Here in Isaiah 12:3, the “wells of salvation” from which the people will draw seem to reflect both salvation and divine presence, as the reference to God’s indwelling with Israel suggests. Another passage in Isaiah speaks beautifully of the salvation and presence of God as water for those who thirst:
When the poor and needy seek water,
and there is none,
and their tongue is parched with thirst,
the Lord will answer them,
I the God of Israel will not forsake them.
I will open rivers on the bare heights,
and fountains in the midst of valleys;
I will make the wilderness a pool of water,
And the dry land springs of water. . . .
so that all may see and know,
all may consider and understand,
that the hand of the Lord has done this (Isaiah 41:17-20).

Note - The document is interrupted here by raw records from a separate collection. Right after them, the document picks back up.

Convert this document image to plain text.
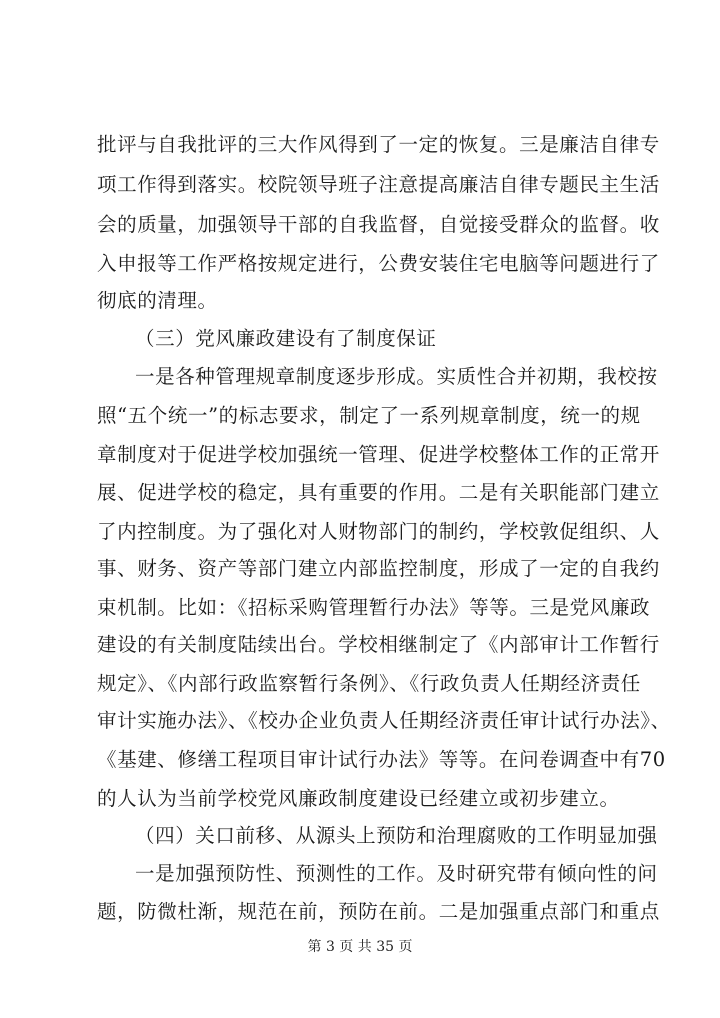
批评与自我批评的三大作风得到了一定的恢复。三是廉洁自律专
项工作得到落实。校院领导班子注意提高廉洁自律专题民主生活
会的质量，加强领导干部的自我监督，自觉接受群众的监督。收
入申报等工作严格按规定进行，公费安装住宅电脑等问题进行了
彻底的清理。
（三）党风廉政建设有了制度保证
一是各种管理规章制度逐步形成。实质性合并初期，我校按
照“五个统一”的标志要求，制定了一系列规章制度，统一的规
章制度对于促进学校加强统一管理、促进学校整体工作的正常开
展、促进学校的稳定，具有重要的作用。二是有关职能部门建立
了内控制度。为了强化对人财物部门的制约，学校敦促组织、人
事、财务、资产等部门建立内部监控制度，形成了一定的自我约
束机制。比如：《招标采购管理暂行办法》等等。三是党风廉政
建设的有关制度陆续出台。学校相继制定了《内部审计工作暂行
规定》、《内部行政监察暂行条例》、《行政负责人任期经济责任
审计实施办法》、《校办企业负责人任期经济责任审计试行办法》、
《基建、修缮工程项目审计试行办法》等等。在问卷调查中有70
的人认为当前学校党风廉政制度建设已经建立或初步建立。
（四）关口前移、从源头上预防和治理腐败的工作明显加强
一是加强预防性、预测性的工作。及时研究带有倾向性的问
题，防微杜渐，规范在前，预防在前。二是加强重点部门和重点
第 3 页 共 35 页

The wells of salvation, the water of God’s gracious presence, are bottomless, endless. These are the waters that give life, restoring vibrancy to a world that is dying of thirst, and seeking wholeness for those overwhelmed by the floods of destruction.
The water of forgiveness, of liberation from all that holds us in captivity, of refreshment of souls that are parched for grace, is the same water of which Jesus speaks to the Samaritan woman at the well: “those who drink of the water I will give them will never be thirsty. The water that I give will become in them a spring of water gushing up to eternal life” (John 4:14). The water of salvation that flows with the very presence of God is coming again to the world in endless supply for our deepest need.